Indeed, Scotland came closest to getting a goal in this period. Billy Gilmour saw a shot slip just by the post and Fraser was too deliberate when trying to apply a finish to substitute Ryan Christie’s cutback with ten minutes left. Kasper Schmeichel tipped the Newcastle player’s effort round the post to a great roar of approval from the 34,562 crowd.
Scotland had sought to take the sting out of the tie in the early stages. Some hope. Craig Gordon, back between the sticks for his 58th cap, employed all his wiles and took his time at every kick out. Sadly, he had to put the ball back into play eventually. The Danes were merciless in their use of it. The build-up to their second goal was dazzling though the Scots, chiefly the ball-watching Gilmour, were culpable.
Denmark strung multiple first-touch passes together on the edge of the box before Damsgaard applied the killer ball between Robertson and Liam Cooper for Maehle to slip the ball between Gordon’s legs.
Scotland were a rabble at this point. A good block from Gordon prevented Yussuf Poulsen scoring a third at the back post. A patchwork team were simply not being allowed to settle. The hosts refused to respect reputation and attacked an understandably disorientated-looking Robertson down Scotland’s right. Denmark had already scored 14 goals with no reply in this World Cup qualifying campaign. By 15 minutes in they had two more. After 26 minutes the Mexican waves started rippling around the stadium. It was game over.

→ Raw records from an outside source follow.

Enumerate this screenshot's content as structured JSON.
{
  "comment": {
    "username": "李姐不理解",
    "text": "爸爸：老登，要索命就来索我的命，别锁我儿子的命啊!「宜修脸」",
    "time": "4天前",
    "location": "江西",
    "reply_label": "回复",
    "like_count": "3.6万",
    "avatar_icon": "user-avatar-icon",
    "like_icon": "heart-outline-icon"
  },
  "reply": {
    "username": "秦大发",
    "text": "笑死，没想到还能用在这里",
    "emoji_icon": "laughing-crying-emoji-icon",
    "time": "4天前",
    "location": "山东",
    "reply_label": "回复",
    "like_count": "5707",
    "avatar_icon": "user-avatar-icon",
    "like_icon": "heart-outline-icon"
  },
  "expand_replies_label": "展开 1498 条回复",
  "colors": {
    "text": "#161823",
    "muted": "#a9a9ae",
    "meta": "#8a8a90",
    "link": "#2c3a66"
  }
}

The stadium was in ferment long before kick-off. “I Har Samlet Nationen Pa Ny” read a banner at one end of the packed stadium: You Have Reunited A Nation.
Scotland were just the poor patsies who reaped the whirlwind from the emotional fallout following Denmark’s European Championship adventures. Kasper Hjulmand’s side endured the horror of seeing their playmaker Christian Eriksen collapse on the pitch in their opening game after suffering a cardiac arrest before they were controversially eliminated by England at the semi-final stage. Eriksen’s No 10 shirt was everywhere. Fans were supporting him in his absence. As Morten Wieghorst, the Denmark assistant manager, said before the game: “We are waiting for him”.
Scotland’s own troubles had to be set in this context. They were on a hiding to nothing here and this was before the personnel problems robbing them of several likely starters. A loose ball from Gilmour seemed to anticipate Scotland’s struggles. Maehle danced around Robertson but ran the ball out of play. Then the roof promptly fell in for the Scots.
The shambolic start recalled the opening game of the regulation Euro 2020 qualifying campaign under Alex McLeish, when Scotland found themselves 2-0 down after ten minutes. They conceded a third on that occasion against a team ranked 117 in the world. At least here there could be no doubts about the quality of the opposition. Preventing any further scoring was a partial victory in itself. Scotland have to move on. There is simply no other option with Moldova to come on Saturday.